This week for some strange reason, my wrestling mind began to wander to the past. Two areas of the wrestling business which crossed my mind have focused my attention on the main reason why as a kid I loved (and still love) wrestling. Those are territories and jobbers, yes wrestling pals, territories and jobbers are the reason why I fell in love with wrestling. I remember as kid watching WWF, the old WWE for those who don’t know, and seeing the superstars beat up on some local schlep who they gave a couple of bucks and tossed him some gear. Then, while clicking through the UHF dial (you know, the dusty one underneath the BIG ONE that moved smoother with less options), you ran into a station in New York City called U68. This public access channel played music videos but also TERRITORY WRESTLING! AWA, NWA, SMW, and WCCW played at 7pm during the week and I was glued to my old, fuzzy, wire hanger transmitted black and white TV, and they TOO had jobbers. For jobbers, you were able to see your favorite wrestlers beat up on a ham and egger and wonder what it would finally be like to see the top wrestlers face each other. With territories, you would wonder if that promotion’s champion could beat another promotion’s champion. These two areas and traditions are long gone because there are only three notable promotions out today, and fans want to see more of the superstars rather than the buildup. This week, I dedicate this article to the wrestling enthusiast of years past who appreciates what pro-wrestling was built from, well, that and cheesy 80’s music, So, this week I bring to you…
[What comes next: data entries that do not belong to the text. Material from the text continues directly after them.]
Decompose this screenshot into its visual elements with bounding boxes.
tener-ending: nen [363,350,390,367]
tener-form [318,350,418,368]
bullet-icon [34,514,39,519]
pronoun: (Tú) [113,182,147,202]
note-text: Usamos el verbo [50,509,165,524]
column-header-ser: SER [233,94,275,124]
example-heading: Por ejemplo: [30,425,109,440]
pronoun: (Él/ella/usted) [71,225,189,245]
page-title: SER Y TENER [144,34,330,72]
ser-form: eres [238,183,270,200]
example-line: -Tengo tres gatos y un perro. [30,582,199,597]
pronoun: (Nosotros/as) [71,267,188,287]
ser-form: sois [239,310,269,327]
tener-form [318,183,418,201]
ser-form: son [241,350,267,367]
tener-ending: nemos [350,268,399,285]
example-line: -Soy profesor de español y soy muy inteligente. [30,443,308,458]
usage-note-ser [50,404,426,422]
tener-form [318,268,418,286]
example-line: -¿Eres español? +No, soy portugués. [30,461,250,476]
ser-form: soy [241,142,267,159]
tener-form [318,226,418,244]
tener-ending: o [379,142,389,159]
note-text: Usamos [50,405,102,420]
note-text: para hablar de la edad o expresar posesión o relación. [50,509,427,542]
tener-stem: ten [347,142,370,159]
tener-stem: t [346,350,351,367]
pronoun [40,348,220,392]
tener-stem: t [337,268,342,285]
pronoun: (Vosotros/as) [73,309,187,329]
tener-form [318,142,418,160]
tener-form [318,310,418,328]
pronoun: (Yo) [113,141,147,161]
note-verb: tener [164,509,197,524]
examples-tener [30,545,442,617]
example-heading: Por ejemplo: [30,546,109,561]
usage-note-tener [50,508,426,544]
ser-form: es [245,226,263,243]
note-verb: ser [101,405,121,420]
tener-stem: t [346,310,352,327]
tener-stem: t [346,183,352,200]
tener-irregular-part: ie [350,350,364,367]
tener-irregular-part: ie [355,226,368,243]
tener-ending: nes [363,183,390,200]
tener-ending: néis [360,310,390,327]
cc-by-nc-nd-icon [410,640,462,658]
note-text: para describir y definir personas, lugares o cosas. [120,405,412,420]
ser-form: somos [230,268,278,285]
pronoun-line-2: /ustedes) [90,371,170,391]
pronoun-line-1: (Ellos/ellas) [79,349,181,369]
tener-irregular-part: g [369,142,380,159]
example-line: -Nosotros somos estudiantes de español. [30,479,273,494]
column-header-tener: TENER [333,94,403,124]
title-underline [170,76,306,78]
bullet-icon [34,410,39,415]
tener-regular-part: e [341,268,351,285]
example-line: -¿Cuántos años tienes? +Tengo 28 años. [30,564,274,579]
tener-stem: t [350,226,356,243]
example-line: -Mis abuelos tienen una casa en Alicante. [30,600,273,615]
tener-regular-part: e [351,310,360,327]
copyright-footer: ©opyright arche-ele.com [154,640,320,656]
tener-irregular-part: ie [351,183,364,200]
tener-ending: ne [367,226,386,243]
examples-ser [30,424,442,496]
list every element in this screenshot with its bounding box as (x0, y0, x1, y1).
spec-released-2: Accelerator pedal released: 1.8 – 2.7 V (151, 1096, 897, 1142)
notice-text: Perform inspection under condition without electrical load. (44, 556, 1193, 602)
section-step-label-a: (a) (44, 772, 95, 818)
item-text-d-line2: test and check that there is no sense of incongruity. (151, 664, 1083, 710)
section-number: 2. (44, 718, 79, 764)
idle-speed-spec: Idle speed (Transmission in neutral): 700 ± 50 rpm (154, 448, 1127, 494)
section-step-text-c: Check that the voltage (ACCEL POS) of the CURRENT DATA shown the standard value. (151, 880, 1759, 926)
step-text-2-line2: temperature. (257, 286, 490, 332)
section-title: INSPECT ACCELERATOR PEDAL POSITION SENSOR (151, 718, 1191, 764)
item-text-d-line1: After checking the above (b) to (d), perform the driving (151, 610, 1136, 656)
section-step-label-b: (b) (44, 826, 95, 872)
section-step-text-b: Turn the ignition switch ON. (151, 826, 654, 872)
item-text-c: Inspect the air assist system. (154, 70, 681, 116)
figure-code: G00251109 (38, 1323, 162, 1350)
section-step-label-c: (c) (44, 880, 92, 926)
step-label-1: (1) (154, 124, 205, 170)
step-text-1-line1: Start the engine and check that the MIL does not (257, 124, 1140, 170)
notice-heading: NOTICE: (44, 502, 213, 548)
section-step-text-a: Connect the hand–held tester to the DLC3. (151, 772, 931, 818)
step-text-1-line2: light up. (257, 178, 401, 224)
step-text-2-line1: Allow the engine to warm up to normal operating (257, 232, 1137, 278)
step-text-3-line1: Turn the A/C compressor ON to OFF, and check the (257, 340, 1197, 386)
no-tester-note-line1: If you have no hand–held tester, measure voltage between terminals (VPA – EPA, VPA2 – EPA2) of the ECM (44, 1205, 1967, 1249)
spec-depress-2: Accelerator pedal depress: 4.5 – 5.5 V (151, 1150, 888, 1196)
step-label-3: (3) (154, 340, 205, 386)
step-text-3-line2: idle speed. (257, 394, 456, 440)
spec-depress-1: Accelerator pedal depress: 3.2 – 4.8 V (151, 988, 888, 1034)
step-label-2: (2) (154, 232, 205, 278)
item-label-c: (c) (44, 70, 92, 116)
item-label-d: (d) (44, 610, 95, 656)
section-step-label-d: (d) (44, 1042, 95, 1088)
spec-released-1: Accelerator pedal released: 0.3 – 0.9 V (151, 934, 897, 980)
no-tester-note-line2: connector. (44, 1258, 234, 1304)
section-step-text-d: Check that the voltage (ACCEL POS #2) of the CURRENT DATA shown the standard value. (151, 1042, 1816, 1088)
Heel Jobber of the Week Territories
Face of the Territories: Jerry Lawler
This was possibly the toughest decision I had to make since I began writing this column. The Face of the Territories could have been any number of wrestlers from the Golden Age to the Modern Era. “The American Dream” Dusty Rhodes, Harley Race, Bruiser Brody, Ernie “Big Cat” Ladd, and a few others could have easily been recognized as the force which tore through territory to territory. But without a shadow of doubt, I must place “The King” Jerry Lawler as the man who went into ANY TERRITORY and drew money. Be it from the most hated heel to terrorize the Memphis circuit to being the target of Andy Kaufman’s insane attempt to enter the world of wrestling, Jerry Lawler was the man and the king of wrestling. Who else do you know in wrestling that accomplished the phenomenal feat of winning 168 championships, I repeat, 168 CHAMPIONSHIPS! The irony of having held all those championships is that Jerry has never won a championship in the WWE/WWF. But regardless of his comedic commentary, his battles amongst the best in the eras, and surviving an on-air heart attack, Jerry Lawler has the respect of the masses and is the example of being the king and face of promotions across the country.Source: https://all-wwewrestlers.blogspot.com
Jobber of the Territories: Barry Horowitz
After doing some studying of the individuals we have labeled “jobbers”, I have come to the realization that one does not enter pro-wrestling as a “jobber” but rather a “jobber” is created. Many jobbers had successful starts of their careers and were on their way to big things. “Iron” Mike Sharpe won a number of singles and tag team championships. R.T. Reynolds won championships across the country and was even successful in Japan. Even Steve Lombardi was able to be successful in a number of gimmicks, although he laid on his back for three counts for most of his career. But, the jobber of all jobbers, Barry Horowitz, had the most interesting career of all the ham and eggers combined. Mr. Horowitz has been able to capture 18 championships in a career which spanned over 20 years. But in the mid to late 80’s if you saw Horowitz on WWF Superstars or WWF Challenge, you knew an ice cube had a better chance of surviving Hades than this man in suspenders had in winning a match. In fact, it is believed that Horowitz had the longest losing streak in the history of WWE/WWF until he was able to get a win over The Bodydonna’s Skip. So for Barry, the underdog can enjoy the sweet smell of victory. But don’t get use to it, you’re still a jobber.